Nowadays, there is no shortage of talks, round tables, conferences, and other virtual events on environmental issues where the most awaited question (and answer) by the public is, “And now, what can I do to solve these problems?” Beyond wanting to hear about what is happening or why, there is a hunger for content that shows us how to get out of this mess called the environmental crisis.
It’s not like we lack proposals for solutions. There is a whole “menu” of actions that tells us that the problem will be solved only if all cars become electric, only if the State strengthens its punitive arm and fines and imprisons those responsible for environmental degradation, and only if we all become vegan, save water and turn off the lights when we don’t use them.
Whose responsibility is it?
However, we are also seeing that the public is increasingly skeptical about this catalog of solutions. Most of these consciously or unconsciously ignore that the environmental crisis is inseparable from the colonial capitalist system responsible for social inequalities, and there is an increasing awareness that they don’t seek to tackle social problems and even end up accentuating them. That is why, by presenting tools that highlight the responsibility of the individual, such as calls to reduce the carbon footprint or plastic recycling campaigns (tools that were created exprofessionally by oil companies), it has become easier to find responses that challenge this logic. We have reached a point where we cannot be asked to save water when government institutions and very recognizable companies continue their extraction and destruction of communities without being required to “save water”.
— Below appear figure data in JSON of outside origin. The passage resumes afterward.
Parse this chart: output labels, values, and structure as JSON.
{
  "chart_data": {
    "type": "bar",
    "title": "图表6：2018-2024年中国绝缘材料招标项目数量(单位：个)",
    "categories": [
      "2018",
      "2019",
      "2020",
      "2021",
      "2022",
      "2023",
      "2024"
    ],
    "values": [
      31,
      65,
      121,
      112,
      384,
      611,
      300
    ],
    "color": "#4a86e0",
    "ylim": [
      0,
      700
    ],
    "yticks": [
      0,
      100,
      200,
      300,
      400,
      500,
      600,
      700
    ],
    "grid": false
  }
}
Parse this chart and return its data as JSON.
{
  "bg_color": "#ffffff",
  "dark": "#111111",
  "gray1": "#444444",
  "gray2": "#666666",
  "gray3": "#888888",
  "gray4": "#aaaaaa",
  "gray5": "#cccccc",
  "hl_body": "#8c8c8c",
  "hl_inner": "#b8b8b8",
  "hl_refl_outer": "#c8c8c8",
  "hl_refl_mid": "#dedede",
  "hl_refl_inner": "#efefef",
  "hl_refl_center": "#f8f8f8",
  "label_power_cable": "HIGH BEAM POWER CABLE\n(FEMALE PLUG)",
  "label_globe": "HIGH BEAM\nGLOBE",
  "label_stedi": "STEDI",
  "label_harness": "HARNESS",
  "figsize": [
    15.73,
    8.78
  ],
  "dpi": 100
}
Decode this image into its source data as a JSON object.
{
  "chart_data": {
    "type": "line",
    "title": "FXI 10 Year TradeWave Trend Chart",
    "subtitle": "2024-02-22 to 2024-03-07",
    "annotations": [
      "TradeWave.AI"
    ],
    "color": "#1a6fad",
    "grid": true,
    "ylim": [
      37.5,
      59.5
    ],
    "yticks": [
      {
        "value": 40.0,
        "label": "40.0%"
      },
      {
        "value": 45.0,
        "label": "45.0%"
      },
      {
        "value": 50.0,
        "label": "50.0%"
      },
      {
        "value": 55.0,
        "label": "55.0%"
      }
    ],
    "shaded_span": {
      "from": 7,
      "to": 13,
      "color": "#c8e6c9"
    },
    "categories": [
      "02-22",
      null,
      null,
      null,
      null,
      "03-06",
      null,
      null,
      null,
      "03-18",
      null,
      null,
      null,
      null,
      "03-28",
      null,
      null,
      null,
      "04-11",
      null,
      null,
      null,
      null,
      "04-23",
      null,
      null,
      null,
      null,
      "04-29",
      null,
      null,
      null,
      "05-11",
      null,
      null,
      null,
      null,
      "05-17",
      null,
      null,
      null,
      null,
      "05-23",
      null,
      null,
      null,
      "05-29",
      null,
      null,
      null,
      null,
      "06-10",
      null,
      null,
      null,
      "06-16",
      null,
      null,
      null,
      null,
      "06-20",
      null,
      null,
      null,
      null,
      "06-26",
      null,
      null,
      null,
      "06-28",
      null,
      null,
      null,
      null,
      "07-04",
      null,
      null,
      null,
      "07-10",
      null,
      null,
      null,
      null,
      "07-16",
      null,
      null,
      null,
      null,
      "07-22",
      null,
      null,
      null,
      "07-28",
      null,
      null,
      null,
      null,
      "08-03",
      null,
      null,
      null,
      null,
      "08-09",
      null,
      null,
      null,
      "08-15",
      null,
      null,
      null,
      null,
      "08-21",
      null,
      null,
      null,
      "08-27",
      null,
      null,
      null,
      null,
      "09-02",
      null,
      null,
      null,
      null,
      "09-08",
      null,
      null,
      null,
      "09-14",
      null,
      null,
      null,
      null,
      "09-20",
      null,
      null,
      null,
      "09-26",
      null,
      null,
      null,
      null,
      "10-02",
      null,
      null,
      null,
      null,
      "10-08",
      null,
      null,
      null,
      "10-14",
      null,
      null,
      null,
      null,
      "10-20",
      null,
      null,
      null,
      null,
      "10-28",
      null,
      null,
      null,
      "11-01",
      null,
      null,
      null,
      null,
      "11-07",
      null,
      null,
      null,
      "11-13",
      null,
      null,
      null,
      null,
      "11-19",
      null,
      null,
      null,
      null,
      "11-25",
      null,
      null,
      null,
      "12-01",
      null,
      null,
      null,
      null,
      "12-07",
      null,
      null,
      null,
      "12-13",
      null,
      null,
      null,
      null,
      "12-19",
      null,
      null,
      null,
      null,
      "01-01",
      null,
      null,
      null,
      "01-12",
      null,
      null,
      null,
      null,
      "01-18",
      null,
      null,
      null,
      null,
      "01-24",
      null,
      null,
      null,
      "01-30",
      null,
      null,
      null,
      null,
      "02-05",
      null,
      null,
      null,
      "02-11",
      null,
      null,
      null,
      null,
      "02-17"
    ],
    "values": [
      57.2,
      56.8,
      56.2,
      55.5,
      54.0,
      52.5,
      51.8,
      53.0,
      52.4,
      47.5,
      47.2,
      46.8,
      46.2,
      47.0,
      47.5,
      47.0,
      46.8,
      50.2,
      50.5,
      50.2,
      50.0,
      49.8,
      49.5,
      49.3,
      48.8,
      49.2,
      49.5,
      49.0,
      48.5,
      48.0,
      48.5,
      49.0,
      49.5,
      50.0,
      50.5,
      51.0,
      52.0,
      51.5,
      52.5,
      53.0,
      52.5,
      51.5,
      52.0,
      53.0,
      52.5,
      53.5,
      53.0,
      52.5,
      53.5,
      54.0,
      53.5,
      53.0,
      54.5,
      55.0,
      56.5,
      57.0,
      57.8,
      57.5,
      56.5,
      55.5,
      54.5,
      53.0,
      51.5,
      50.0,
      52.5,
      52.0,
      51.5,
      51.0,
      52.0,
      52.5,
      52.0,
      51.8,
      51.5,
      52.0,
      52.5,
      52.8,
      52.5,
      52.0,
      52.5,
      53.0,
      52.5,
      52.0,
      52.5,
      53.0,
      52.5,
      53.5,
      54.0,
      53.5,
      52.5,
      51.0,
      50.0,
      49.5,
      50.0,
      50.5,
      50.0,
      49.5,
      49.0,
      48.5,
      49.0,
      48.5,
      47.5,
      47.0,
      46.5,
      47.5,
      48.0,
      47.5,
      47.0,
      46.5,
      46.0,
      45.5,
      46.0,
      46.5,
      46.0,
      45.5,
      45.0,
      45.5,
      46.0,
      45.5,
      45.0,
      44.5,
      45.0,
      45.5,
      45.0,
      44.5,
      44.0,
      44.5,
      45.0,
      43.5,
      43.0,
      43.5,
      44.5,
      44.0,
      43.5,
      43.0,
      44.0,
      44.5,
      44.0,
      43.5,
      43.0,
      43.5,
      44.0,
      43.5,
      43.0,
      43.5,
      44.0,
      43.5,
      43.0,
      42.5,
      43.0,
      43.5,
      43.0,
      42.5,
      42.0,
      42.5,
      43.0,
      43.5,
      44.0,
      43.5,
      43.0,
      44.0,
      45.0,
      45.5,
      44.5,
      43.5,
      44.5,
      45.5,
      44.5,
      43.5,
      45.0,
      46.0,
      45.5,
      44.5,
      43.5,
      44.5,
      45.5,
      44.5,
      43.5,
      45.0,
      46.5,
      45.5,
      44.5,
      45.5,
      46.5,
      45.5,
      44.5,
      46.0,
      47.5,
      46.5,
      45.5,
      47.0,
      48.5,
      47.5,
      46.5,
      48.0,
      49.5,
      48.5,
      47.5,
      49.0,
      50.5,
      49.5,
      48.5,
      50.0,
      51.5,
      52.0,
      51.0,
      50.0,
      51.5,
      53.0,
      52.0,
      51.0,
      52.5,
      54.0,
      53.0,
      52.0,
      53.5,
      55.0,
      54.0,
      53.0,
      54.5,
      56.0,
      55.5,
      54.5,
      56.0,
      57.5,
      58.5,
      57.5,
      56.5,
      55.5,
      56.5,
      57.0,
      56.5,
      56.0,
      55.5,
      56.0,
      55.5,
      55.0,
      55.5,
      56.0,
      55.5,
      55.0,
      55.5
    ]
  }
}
And now, who will be able to defend us?
This situation has also created a new tipping point in how we decide to act in the face of the crisis. We have those who once again fold their arms and decide that since the problem is systemic and not one of individual change, they have no reason to do anything to change the way things work. On the other hand, there are those who demand THE ONE AND ONLY SOLUTION that, in a totalizing way, will turn the world upside down and lead us to a universal utopia. These new positions bring us back to the same starting point, where apathy and the imposition of a single vision dominate. We are so used to someone else telling us what to do that we are always looking for them to show us the right way out of this crisis. That is also why it is so difficult to answer those “what do I do?” questions that come up at the end of every conversation. Because I can’t say what is the way forward for someone who lives on the other side of the country in a completely different context than mine. The person who knows these problems best and what is needed to solve them is the one who lives them every day in the flesh. And not because I don’t care, but because I believe that a connection should come from solidarity and mutual support, not from what I think it’s best. We are so used to someone else telling us what to do that we are always looking for them to show us the right way out of this crisis. That’s why it is also considered that the environmental crisis is also a crisis of imagination.
Finding our way
In short, solutions to the environmental crisis come in many colors and flavors, and a key step is that they must not replicate the same processes that brought us the problem in the first place. However, not knowing where to start is also disempowering. Some of the first steps we can take are to engage with those who are already doing something in our communities or on issues that affect us. Tools like CartoCritica or the Environmental Justice Atlas are just a few examples of sites that show us who is doing environmental collective action and where. Social networks can also work in our favor to contact people who are already organized in our locality, and new narrative proposals are emerging that defend joy and tenderness, which present us with alternatives to imagine a better future. There is still much work to be done, so yes, you can help in this struggle, but only you can decide how.